A routine mammogram may have saved the life of Food Network star Sandra Lee, who announced today that she was recently diagnosed with breast cancer. Lee, who lives in New York with her partner of 10 years, New York Governor Andrew Cuomo, is scheduled to undergo a double mastectomy this week.
On Tuesday morning, Sandra spoke with Good Morning America host Robin Roberts about her breast cancer diagnosis. Shortly after the interview aired, the 48-year-old chef and author shared the news on her Facebook page, noting that Robin’s own journey with both breast cancer and bone marrow disease inspired her to share her story with the public.
“I wanted you to know about the difficult news I recently received — I was diagnosed with breast cancer. I first shared this news publicly with Robin Roberts on Good Morning America today — because her own journey through this tough diagnosis was something that inspired me enormously — though I never dreamed I would be walking in her shoes. I am in good health. I have no family history.”
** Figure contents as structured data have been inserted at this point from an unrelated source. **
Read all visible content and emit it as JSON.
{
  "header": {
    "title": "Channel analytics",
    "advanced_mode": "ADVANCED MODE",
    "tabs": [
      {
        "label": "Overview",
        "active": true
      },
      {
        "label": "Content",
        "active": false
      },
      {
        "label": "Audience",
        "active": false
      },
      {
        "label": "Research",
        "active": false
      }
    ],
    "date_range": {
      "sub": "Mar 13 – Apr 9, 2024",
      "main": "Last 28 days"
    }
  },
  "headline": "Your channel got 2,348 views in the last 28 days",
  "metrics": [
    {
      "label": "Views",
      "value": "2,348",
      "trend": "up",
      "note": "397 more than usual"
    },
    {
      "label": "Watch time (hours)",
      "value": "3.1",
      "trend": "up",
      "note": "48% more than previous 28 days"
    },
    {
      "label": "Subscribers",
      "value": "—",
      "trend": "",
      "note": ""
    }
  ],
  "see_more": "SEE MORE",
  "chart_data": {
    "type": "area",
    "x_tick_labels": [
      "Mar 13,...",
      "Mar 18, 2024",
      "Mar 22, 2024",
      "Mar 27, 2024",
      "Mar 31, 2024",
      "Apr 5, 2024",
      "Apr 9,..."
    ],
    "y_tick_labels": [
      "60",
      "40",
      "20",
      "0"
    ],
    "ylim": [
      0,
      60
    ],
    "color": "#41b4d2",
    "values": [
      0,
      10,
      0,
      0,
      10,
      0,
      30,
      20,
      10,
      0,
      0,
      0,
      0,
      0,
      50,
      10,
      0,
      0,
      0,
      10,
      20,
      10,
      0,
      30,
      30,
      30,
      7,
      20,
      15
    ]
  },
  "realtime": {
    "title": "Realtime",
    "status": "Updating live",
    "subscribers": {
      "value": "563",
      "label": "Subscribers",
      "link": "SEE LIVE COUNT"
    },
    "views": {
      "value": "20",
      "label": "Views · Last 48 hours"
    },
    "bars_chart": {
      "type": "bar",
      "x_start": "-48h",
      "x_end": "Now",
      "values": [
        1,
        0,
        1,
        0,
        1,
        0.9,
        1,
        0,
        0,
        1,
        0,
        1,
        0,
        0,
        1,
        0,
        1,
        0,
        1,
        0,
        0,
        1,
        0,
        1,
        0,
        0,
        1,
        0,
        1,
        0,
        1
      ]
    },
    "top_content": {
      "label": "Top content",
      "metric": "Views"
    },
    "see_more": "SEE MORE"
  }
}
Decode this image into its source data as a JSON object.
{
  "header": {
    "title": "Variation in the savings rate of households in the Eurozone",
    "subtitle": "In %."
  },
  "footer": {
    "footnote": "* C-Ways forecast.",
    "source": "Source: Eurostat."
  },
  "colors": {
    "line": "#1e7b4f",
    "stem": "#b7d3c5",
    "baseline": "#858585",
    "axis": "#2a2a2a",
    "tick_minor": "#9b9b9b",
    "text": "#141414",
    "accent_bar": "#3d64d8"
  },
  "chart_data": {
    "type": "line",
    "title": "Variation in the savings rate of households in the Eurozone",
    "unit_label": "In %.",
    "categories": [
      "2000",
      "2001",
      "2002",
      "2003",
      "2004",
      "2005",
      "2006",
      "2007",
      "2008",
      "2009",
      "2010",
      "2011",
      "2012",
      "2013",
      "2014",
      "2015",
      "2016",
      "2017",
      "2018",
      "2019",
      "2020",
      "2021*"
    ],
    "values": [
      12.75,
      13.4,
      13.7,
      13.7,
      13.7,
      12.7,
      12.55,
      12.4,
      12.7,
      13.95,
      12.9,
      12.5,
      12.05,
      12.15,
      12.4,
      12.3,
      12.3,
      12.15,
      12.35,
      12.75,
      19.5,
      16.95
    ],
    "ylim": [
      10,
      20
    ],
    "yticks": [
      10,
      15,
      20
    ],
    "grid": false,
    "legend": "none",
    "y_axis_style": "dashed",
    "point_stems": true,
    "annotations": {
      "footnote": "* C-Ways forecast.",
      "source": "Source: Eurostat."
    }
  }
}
Lee, who was diagnosed with DCIS (ductal carcinoma in situ) in March, went on to say that she had no warning signs, was not tired, and had no lump. The routine mammogram was the only signal that her health was in danger.
During her interview on Good Morning America(video above), Sandra told Robin Roberts that she was “stunned” when her doctor told her she had cancer.
“I didn’t even cry, I was stunned. You know, and that’s just how fast life turns. It turns on a dime.”
According to Breastcancer.org, DCIS is the most common type of non-invasive breast cancer, one that starts inside the milk ducts. This cancer is called “non-invasive” because it is contained in the ducts and has not spread into surrounding breast tissue.
Although DCIS is not a life-threatening cancer, there is a risk that it can develop into invasive breast cancer, something Sandra Lee wants to avoid by having a double mastectomy. She chose the surgery because she “did not want to be subjected to weeks of radiation” and states that she never wants “to go through this again.”
“Without early detection on my side, I could be telling a very different story — or not be here to tell it at all. I am taking the path that I believe gives me the best prognosis for a long and healthy life… I hope to be bringing you news of my recovery.